Overall, the whole thing is kind of an example of the Batman effect – how something light and kind of silly can take on a profound reverence given enough time. Ghostbusters is the same, so beloved after all these years director Jason Reitman (with his late father Ivan producing) makes the mistake of treating the props, characters and ideas like royalty when the entire appeal first time around was how shlubby, unkempt and comedically bumbling it all was.
It's all full of references to Bernstein's immortal theme music, but where it suited the freewheeling, Three Stooges aesthetic of the original, it's just not as at home here, doing little beyond providing a little familiarity. Like the traps, uniforms, car and characters, Reitman has the sense to include all the visual and sonic cues from the Ghostbusters universe, but completely forgets everything that made the first movie work so well.
And don't get me started on two of the tropes I'm growing to hate more in movies with every passing year. The first is the endless 'passing the torch' motif, where the original cast of a beloved movie have to school a new generation in their ways. The three most recent Star Wars sequels were built upon it, and we saw it again recently with The Matrix Resurrections.
Then there's the comic sidekick, in this case the gormless, overconfident Asian kid who befriends Phoebe and calls himself Podcast... because he has a podcast. He's exactly the same narrative foil as Ned from the Tom Holland Spider-Man movies (and another heavyset Asian, no less – in this socio-political climate it's a wonder there haven't been protests or boycotts) and a million other movies and it's incredibly hard to get right.

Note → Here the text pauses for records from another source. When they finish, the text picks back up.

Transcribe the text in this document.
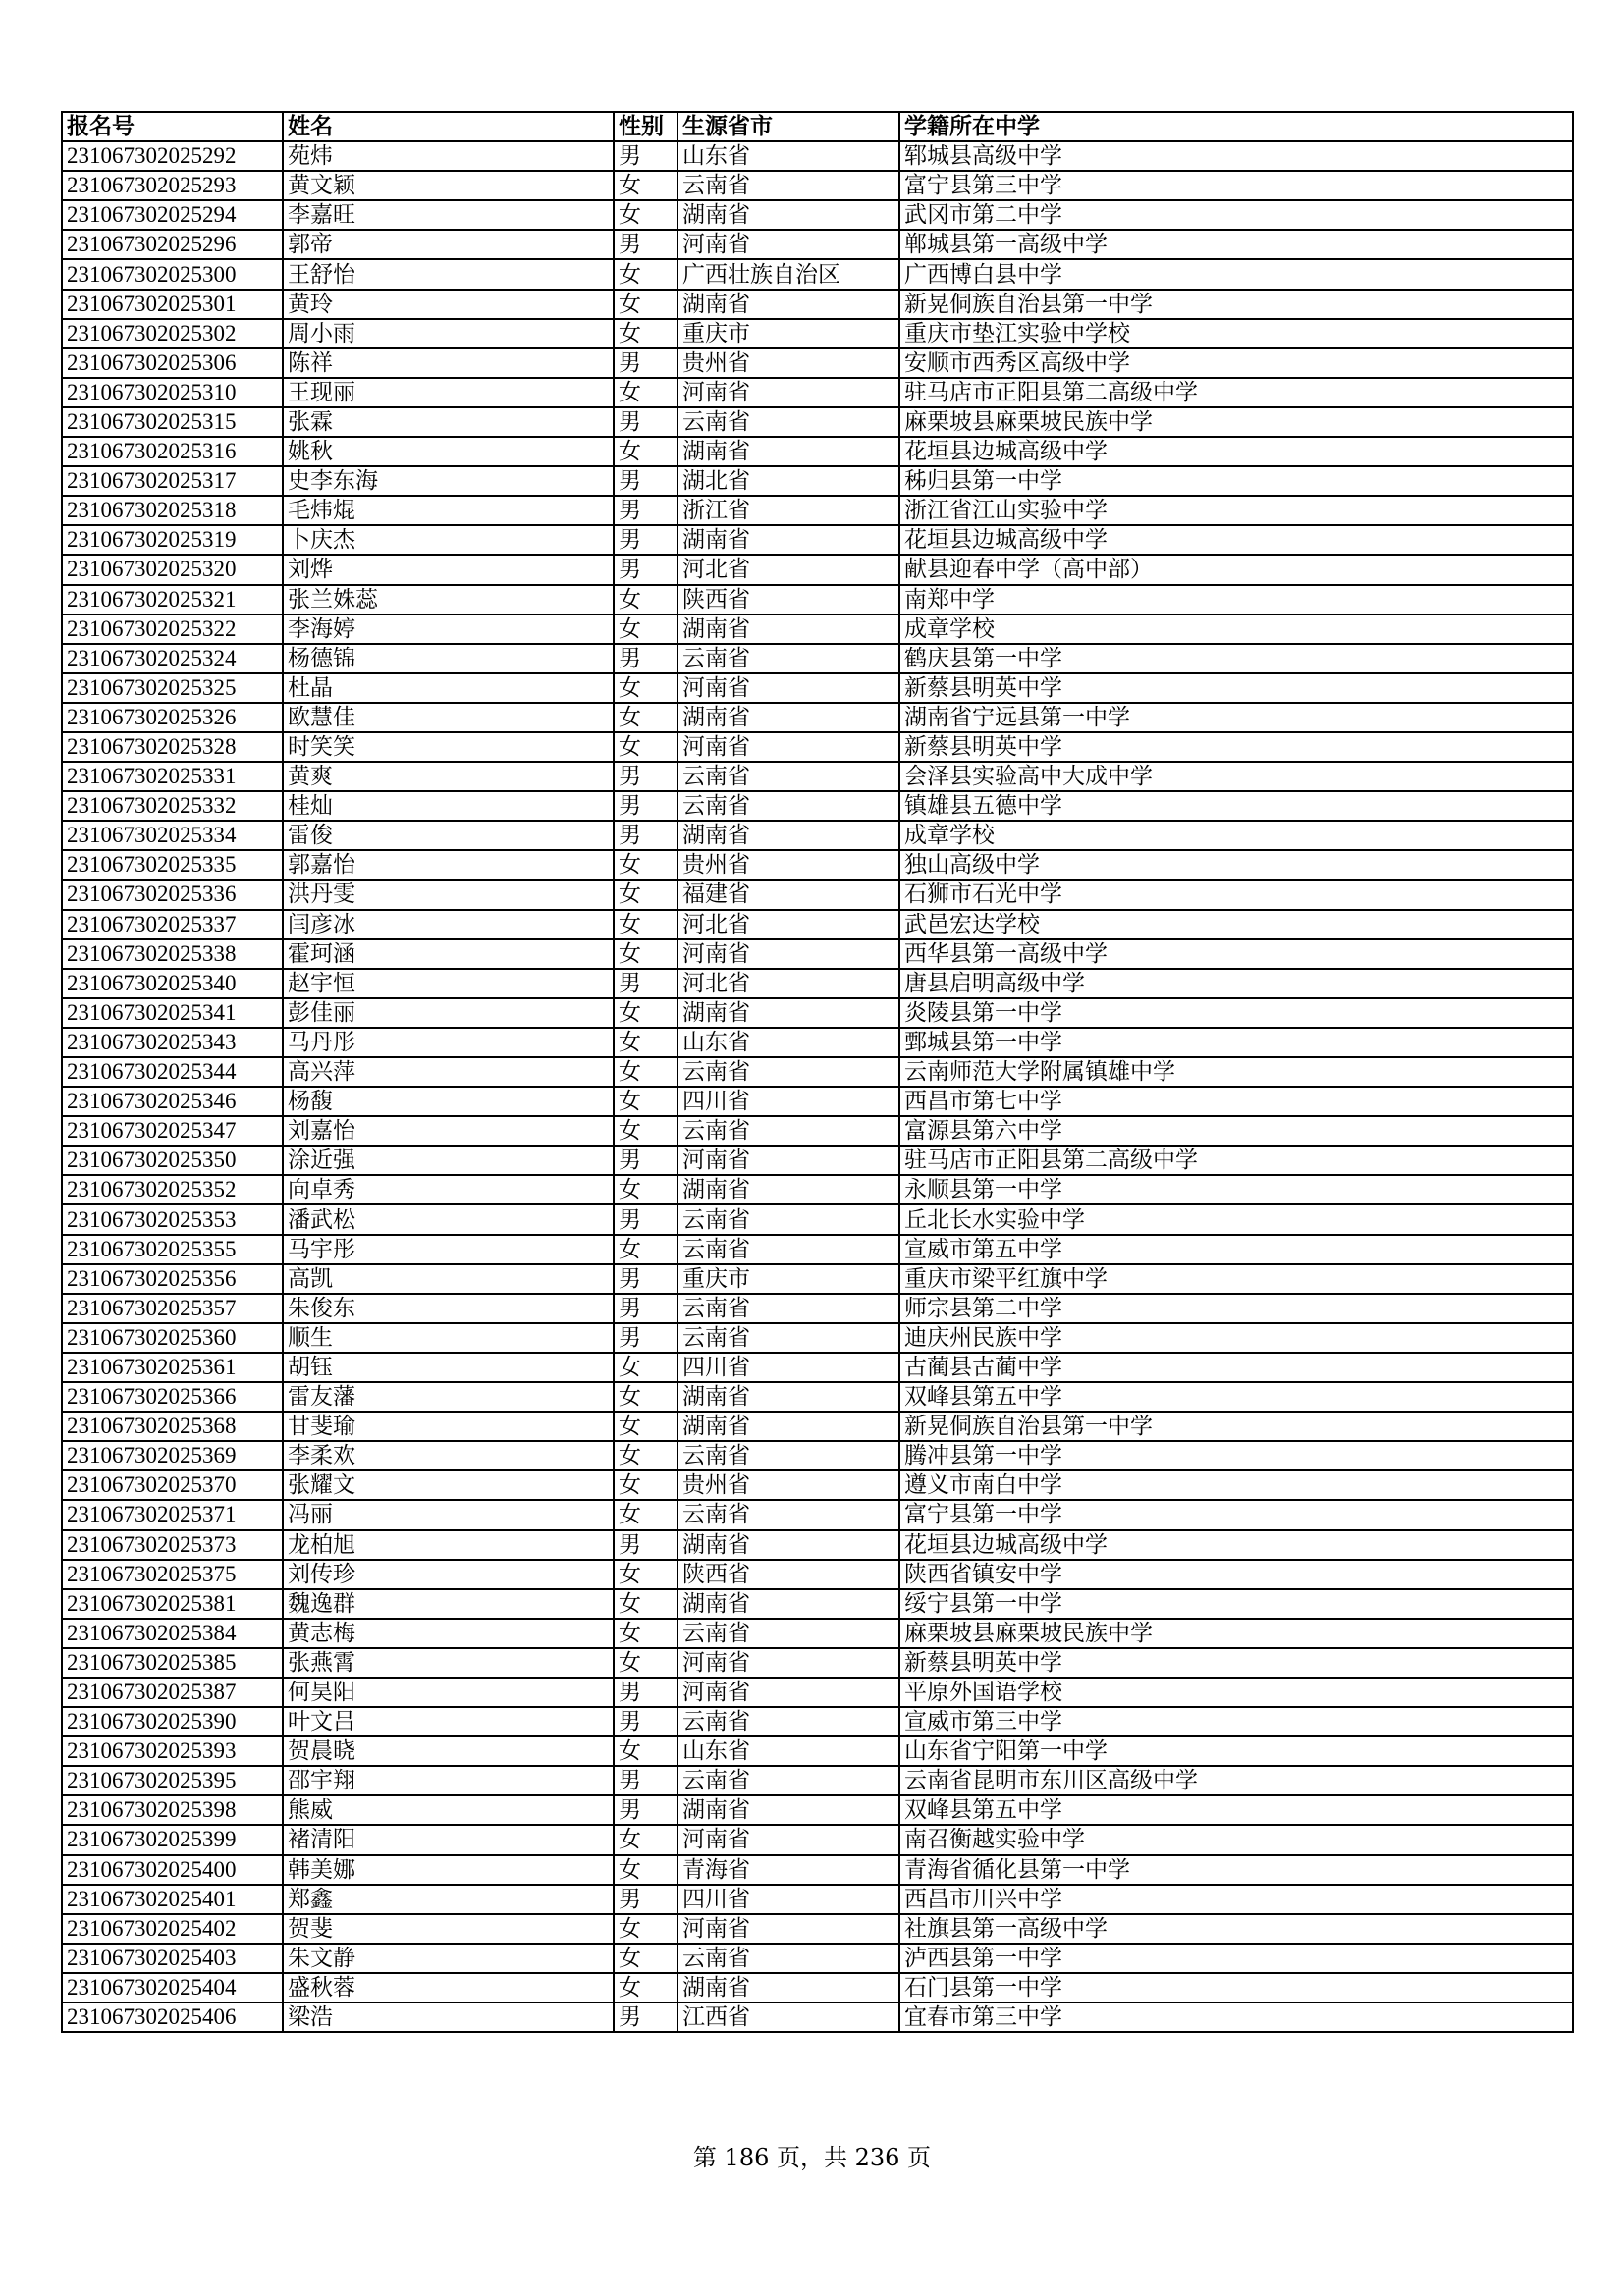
报名号	姓名	性别	生源省市	学籍所在中学
231067302025292	苑炜	男	山东省	郓城县高级中学
231067302025293	黄文颖	女	云南省	富宁县第三中学
231067302025294	李嘉旺	女	湖南省	武冈市第二中学
231067302025296	郭帝	男	河南省	郸城县第一高级中学
231067302025300	王舒怡	女	广西壮族自治区	广西博白县中学
231067302025301	黄玲	女	湖南省	新晃侗族自治县第一中学
231067302025302	周小雨	女	重庆市	重庆市垫江实验中学校
231067302025306	陈祥	男	贵州省	安顺市西秀区高级中学
231067302025310	王现丽	女	河南省	驻马店市正阳县第二高级中学
231067302025315	张霖	男	云南省	麻栗坡县麻栗坡民族中学
231067302025316	姚秋	女	湖南省	花垣县边城高级中学
231067302025317	史李东海	男	湖北省	秭归县第一中学
231067302025318	毛炜焜	男	浙江省	浙江省江山实验中学
231067302025319	卜庆杰	男	湖南省	花垣县边城高级中学
231067302025320	刘烨	男	河北省	献县迎春中学（高中部）
231067302025321	张兰姝蕊	女	陕西省	南郑中学
231067302025322	李海婷	女	湖南省	成章学校
231067302025324	杨德锦	男	云南省	鹤庆县第一中学
231067302025325	杜晶	女	河南省	新蔡县明英中学
231067302025326	欧慧佳	女	湖南省	湖南省宁远县第一中学
231067302025328	时笑笑	女	河南省	新蔡县明英中学
231067302025331	黄爽	男	云南省	会泽县实验高中大成中学
231067302025332	桂灿	男	云南省	镇雄县五德中学
231067302025334	雷俊	男	湖南省	成章学校
231067302025335	郭嘉怡	女	贵州省	独山高级中学
231067302025336	洪丹雯	女	福建省	石狮市石光中学
231067302025337	闫彦冰	女	河北省	武邑宏达学校
231067302025338	霍珂涵	女	河南省	西华县第一高级中学
231067302025340	赵宇恒	男	河北省	唐县启明高级中学
231067302025341	彭佳丽	女	湖南省	炎陵县第一中学
231067302025343	马丹彤	女	山东省	鄄城县第一中学
231067302025344	高兴萍	女	云南省	云南师范大学附属镇雄中学
231067302025346	杨馥	女	四川省	西昌市第七中学
231067302025347	刘嘉怡	女	云南省	富源县第六中学
231067302025350	涂近强	男	河南省	驻马店市正阳县第二高级中学
231067302025352	向卓秀	女	湖南省	永顺县第一中学
231067302025353	潘武松	男	云南省	丘北长水实验中学
231067302025355	马宇彤	女	云南省	宣威市第五中学
231067302025356	高凯	男	重庆市	重庆市梁平红旗中学
231067302025357	朱俊东	男	云南省	师宗县第二中学
231067302025360	顺生	男	云南省	迪庆州民族中学
231067302025361	胡钰	女	四川省	古蔺县古蔺中学
231067302025366	雷友藩	女	湖南省	双峰县第五中学
231067302025368	甘斐瑜	女	湖南省	新晃侗族自治县第一中学
231067302025369	李柔欢	女	云南省	腾冲县第一中学
231067302025370	张耀文	女	贵州省	遵义市南白中学
231067302025371	冯丽	女	云南省	富宁县第一中学
231067302025373	龙柏旭	男	湖南省	花垣县边城高级中学
231067302025375	刘传珍	女	陕西省	陕西省镇安中学
231067302025381	魏逸群	女	湖南省	绥宁县第一中学
231067302025384	黄志梅	女	云南省	麻栗坡县麻栗坡民族中学
231067302025385	张燕霄	女	河南省	新蔡县明英中学
231067302025387	何昊阳	男	河南省	平原外国语学校
231067302025390	叶文吕	男	云南省	宣威市第三中学
231067302025393	贺晨晓	女	山东省	山东省宁阳第一中学
231067302025395	邵宇翔	男	云南省	云南省昆明市东川区高级中学
231067302025398	熊威	男	湖南省	双峰县第五中学
231067302025399	褚清阳	女	河南省	南召衡越实验中学
231067302025400	韩美娜	女	青海省	青海省循化县第一中学
231067302025401	郑鑫	男	四川省	西昌市川兴中学
231067302025402	贺斐	女	河南省	社旗县第一高级中学
231067302025403	朱文静	女	云南省	泸西县第一中学
231067302025404	盛秋蓉	女	湖南省	石门县第一中学
231067302025406	梁浩	男	江西省	宜春市第三中学
第 186 页，共 236 页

Fiction has been doing it since Enkidu in The Epic of Gilgamesh, right through to and beyond Jar Jar Binks, and it shows no sign of slowing down. It's seldom funny, usually infantile and gets worse with each film that thinks it's such an innovation.
The story at the centre of it all is fine but not great. If it had been a bit better all those irritating elements – along with the lack of storytelling artistry in referencing the essential Ghostbusters milieu – might not have put me off so much. First-take acting (especially by an accomplished comic actor like Rudd) and individual lines in the script that are plain stupid when a bit more imagination would have gone so much further only detract from it further.
Like The Terminator, Jaws or Justice League, Ghostbusters is another franchise they just can't get right.